Just minutes ago I beat Ristar on the Sega Genesis. It was pretty languid until I got to the last boss, who munched through half of my continues.
If you're still in the mood for more Ristar, give the Game Gear version a try. It's level designs are very different, including some unique levels unto itself. There are some power-ups in the Game Gear version that are unique as well.
I love Genesis/SNES era games, but for some reason it's hard for me to get back into handheld gaming from that time. Maybe the limitations of handhelds from back then aren't as endearing to me. It sounds promising that they added power-ups to the GG version of Ristar, though. I kinda felt as though Ristar's lack of power-ups held it back from being as fun as it could have been.
it's hard for me to get back into handheld gaming from that time. Maybe the limitations of handhelds from back then aren't as endearing to me
If you're speaking from a screen quality perspective, I understand where you are coming from. Even during their respective heydays, I was never a big fan of the Game Boy or Game Gear's LCD displays (or many other vintage handhelds'). However these days I play retro handheld games on my Android phone, which has an OLED display, making the hardware presentation far more inviting. I use a Bluetooth controller that clips the phone to itself, making the resulting setup very much a handheld in and of itself.
Truthfully, I have a fondness for vintage handhelds by default. I got a Game Boy in 1989, and was hooked ever since. It blew my mind that I could be anywhere, yet still play games. That feeling of awe never left.
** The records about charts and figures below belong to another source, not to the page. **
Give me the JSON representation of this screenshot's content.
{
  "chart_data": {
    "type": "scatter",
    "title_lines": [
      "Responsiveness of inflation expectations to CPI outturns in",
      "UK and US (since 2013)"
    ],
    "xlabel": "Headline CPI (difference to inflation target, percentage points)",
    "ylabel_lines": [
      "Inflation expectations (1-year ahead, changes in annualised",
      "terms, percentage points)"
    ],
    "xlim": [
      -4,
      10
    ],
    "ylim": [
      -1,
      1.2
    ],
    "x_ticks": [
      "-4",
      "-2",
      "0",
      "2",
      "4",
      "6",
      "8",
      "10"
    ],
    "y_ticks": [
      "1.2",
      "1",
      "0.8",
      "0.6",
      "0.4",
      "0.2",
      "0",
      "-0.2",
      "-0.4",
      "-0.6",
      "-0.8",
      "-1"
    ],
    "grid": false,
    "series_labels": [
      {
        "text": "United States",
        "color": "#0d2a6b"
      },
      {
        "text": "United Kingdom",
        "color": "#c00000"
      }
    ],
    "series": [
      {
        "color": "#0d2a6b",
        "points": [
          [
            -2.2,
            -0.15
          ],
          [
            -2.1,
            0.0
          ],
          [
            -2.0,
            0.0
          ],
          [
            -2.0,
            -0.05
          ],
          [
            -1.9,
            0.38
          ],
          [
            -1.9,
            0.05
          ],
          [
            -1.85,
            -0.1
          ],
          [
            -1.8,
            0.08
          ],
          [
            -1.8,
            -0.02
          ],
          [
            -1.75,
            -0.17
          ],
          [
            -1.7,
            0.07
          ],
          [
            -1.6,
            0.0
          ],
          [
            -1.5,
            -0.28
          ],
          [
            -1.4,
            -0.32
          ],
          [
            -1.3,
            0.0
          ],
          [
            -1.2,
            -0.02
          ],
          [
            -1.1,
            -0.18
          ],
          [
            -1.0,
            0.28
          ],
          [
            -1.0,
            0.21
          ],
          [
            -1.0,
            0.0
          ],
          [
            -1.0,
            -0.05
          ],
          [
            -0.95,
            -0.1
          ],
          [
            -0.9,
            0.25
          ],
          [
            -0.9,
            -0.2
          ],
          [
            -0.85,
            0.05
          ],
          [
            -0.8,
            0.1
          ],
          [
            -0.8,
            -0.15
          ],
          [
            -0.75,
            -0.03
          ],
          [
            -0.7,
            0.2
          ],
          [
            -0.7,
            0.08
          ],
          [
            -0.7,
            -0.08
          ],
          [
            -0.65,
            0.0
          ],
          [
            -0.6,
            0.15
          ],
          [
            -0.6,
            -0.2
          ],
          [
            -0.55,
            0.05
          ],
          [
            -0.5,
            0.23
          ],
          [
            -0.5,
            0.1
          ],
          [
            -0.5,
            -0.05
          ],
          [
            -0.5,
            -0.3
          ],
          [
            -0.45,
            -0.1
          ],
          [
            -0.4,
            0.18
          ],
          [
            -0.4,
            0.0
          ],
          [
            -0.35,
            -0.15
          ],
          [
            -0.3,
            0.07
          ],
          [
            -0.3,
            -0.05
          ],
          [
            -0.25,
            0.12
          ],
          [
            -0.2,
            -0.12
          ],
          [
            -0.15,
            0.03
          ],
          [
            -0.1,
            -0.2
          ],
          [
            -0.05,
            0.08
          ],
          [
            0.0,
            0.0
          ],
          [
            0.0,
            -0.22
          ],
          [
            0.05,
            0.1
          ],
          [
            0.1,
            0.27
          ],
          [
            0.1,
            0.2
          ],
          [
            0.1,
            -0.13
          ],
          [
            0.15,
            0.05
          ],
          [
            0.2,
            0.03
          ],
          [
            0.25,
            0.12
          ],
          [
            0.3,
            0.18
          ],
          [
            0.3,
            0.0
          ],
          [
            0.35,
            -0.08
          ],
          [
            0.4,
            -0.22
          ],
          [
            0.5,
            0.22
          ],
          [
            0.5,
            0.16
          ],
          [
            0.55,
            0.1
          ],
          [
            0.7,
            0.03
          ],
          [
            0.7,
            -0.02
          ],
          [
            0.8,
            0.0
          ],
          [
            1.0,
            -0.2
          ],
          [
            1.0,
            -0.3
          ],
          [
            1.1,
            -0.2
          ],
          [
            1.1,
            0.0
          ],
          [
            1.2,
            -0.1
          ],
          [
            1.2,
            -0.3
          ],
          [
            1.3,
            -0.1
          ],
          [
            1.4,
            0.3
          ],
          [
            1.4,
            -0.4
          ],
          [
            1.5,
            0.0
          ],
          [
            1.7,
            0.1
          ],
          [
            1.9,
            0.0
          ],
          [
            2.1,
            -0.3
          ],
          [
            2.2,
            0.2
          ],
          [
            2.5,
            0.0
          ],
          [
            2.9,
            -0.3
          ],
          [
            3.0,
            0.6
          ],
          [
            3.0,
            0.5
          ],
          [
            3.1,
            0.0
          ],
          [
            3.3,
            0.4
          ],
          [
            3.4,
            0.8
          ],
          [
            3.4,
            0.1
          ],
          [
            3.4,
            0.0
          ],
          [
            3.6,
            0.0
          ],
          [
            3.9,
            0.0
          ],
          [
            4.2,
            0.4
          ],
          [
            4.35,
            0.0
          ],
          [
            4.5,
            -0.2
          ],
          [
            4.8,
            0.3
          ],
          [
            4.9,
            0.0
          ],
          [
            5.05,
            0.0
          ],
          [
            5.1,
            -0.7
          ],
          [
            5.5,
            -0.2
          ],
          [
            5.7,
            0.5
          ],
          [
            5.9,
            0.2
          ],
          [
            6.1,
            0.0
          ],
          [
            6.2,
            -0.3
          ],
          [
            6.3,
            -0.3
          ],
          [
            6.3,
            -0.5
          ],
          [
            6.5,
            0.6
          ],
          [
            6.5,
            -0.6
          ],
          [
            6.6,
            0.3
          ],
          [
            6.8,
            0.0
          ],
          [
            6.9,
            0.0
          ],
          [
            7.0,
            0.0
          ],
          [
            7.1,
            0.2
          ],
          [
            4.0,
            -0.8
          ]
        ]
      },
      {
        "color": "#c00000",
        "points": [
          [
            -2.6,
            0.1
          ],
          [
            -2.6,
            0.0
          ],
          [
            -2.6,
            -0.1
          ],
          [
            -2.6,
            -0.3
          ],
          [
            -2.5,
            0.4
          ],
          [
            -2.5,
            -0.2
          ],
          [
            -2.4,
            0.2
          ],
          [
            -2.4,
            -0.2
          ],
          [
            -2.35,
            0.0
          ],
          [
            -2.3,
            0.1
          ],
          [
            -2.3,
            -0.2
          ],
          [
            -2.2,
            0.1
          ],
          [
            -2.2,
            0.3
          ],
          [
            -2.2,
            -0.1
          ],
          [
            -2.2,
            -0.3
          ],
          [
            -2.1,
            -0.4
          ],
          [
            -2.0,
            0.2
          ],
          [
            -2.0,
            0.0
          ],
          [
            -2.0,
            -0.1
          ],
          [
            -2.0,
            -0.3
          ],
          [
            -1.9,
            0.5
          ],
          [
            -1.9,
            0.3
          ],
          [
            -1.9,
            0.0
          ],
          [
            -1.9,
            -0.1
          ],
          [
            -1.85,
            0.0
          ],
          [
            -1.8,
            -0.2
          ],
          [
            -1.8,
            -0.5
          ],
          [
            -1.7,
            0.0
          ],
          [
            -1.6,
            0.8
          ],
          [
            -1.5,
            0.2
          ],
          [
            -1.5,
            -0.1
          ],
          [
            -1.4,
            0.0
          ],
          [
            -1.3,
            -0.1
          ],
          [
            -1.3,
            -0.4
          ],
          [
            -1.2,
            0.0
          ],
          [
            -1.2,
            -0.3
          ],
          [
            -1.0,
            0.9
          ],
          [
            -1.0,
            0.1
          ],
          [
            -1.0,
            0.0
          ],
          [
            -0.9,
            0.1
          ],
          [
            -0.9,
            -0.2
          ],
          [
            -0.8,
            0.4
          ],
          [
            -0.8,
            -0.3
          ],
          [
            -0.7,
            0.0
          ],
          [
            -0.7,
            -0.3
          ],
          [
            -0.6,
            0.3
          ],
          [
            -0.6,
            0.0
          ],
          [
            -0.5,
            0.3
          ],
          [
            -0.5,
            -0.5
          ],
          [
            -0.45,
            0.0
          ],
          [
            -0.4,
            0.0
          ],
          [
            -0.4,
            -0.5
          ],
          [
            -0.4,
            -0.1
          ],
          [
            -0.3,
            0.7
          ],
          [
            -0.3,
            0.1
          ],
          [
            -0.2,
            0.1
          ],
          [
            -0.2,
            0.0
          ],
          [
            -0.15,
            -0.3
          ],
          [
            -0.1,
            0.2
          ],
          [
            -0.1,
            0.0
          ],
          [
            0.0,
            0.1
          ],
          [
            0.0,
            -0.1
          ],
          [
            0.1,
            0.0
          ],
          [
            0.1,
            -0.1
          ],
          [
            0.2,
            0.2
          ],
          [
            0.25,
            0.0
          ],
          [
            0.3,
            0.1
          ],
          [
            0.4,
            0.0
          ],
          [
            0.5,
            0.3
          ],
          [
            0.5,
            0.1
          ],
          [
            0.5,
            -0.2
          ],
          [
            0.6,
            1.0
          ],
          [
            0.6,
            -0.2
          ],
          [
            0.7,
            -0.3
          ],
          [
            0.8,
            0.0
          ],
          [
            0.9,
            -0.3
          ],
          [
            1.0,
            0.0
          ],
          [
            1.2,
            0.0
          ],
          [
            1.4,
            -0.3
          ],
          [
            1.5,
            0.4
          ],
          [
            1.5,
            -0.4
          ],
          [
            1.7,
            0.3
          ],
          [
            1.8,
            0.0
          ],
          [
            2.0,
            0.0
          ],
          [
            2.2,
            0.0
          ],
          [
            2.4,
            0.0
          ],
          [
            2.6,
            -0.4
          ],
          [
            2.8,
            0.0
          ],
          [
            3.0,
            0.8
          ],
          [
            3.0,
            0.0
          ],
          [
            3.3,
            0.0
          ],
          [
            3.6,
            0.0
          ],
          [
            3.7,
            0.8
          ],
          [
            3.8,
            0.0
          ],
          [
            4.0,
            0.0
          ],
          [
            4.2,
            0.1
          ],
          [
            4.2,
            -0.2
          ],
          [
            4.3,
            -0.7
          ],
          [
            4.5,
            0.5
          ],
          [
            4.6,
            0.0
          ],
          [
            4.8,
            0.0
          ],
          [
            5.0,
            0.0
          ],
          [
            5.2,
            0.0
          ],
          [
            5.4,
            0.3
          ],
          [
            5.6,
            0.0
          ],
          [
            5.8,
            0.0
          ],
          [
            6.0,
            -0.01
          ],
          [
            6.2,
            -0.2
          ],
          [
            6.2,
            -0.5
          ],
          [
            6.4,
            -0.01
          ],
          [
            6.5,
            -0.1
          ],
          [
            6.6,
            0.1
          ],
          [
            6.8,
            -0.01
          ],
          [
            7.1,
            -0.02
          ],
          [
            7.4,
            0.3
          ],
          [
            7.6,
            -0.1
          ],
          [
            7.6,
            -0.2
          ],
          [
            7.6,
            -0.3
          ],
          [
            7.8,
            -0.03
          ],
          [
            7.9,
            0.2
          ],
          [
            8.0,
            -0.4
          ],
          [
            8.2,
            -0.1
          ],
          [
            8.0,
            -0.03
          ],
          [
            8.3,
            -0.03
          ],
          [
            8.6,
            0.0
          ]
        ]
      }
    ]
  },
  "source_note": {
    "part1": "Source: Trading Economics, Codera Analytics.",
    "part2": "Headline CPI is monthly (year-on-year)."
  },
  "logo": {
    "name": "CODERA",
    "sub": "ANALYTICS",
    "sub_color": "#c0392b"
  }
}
You bring up an interesting point. There's a few categories of retro gaming I have hard time getting back into. Handhelds are just one of them for some reason. I tried the Game Gear versions of Gunstar Heroes, Musha, and Streets of Rage II before. I thought they were neat 8-bit adaptations but mostly I wished I was playing the Genesis versions. I even owned a Sega Nomad but sold it cause the battery life and screen fell so short of my homebrew-enabled PSP (I bought a TG-16 with the money, though.) I'm aware there are mods available today to install better screens and batteries, but for the money and trouble I'd rather just emulate the 16-bit version on an android device or something.
I think there was definitely a different mindset back then, cause I remember when kids at school were enthralled with those vapid Tiger LCD games, and there were some Gameboy games (like movie adaptations or miniature versions of console games that had no business running on a Gameboy) that captivated me then but would bore me to tears now. My main exceptions today would probably be my two Coleco Tabletop Arcades (Ms. Pac Man & Frogger) and a few 8-bit Gameboy games (mostly Pokemon Pinball, which entertains me now almost as much as it did in the year 2000).
The quality level of most portable games was definitely lower than consoles for the most part, but there were a few gems here and there. For the original Game Boy, for instance, Mega Man IV and V are both splendid. The version of Bionic Commando on Game Boy might actually be better than the NES game in some ways! Gargoyle's Quest is still a blast today. I certainly wouldn't take a Game Boy (or Game Gear) over the NES, but the system surprises despite its limitations, and modern screens have helped tremendously in that regard.
Also, if you haven't played Link's Awakening, then you're missing out on the best Zelda game in my opinion.
I would say generally speaking, handheld down-ports of console titles were inferior. I agree with that. But as Sarge said, there are plenty of exclusives that only appeared on handhelds, never on consoles. A lot of those exclusives remain excellent to this day. Now I'm not trying to say "you're wrong" about not wanting to play handhelds, mind. Perhaps if I hadn't grown up playing 8-bit handhelds I might not harbor the same affinity as I do now.
Oh man, ugh. Even as a kid I hated those. I think the only half decent one I had was Double Dragon. Perhaps the original Game & Watch units might have been worth playing. But I literally knew no one who had any of those growing up.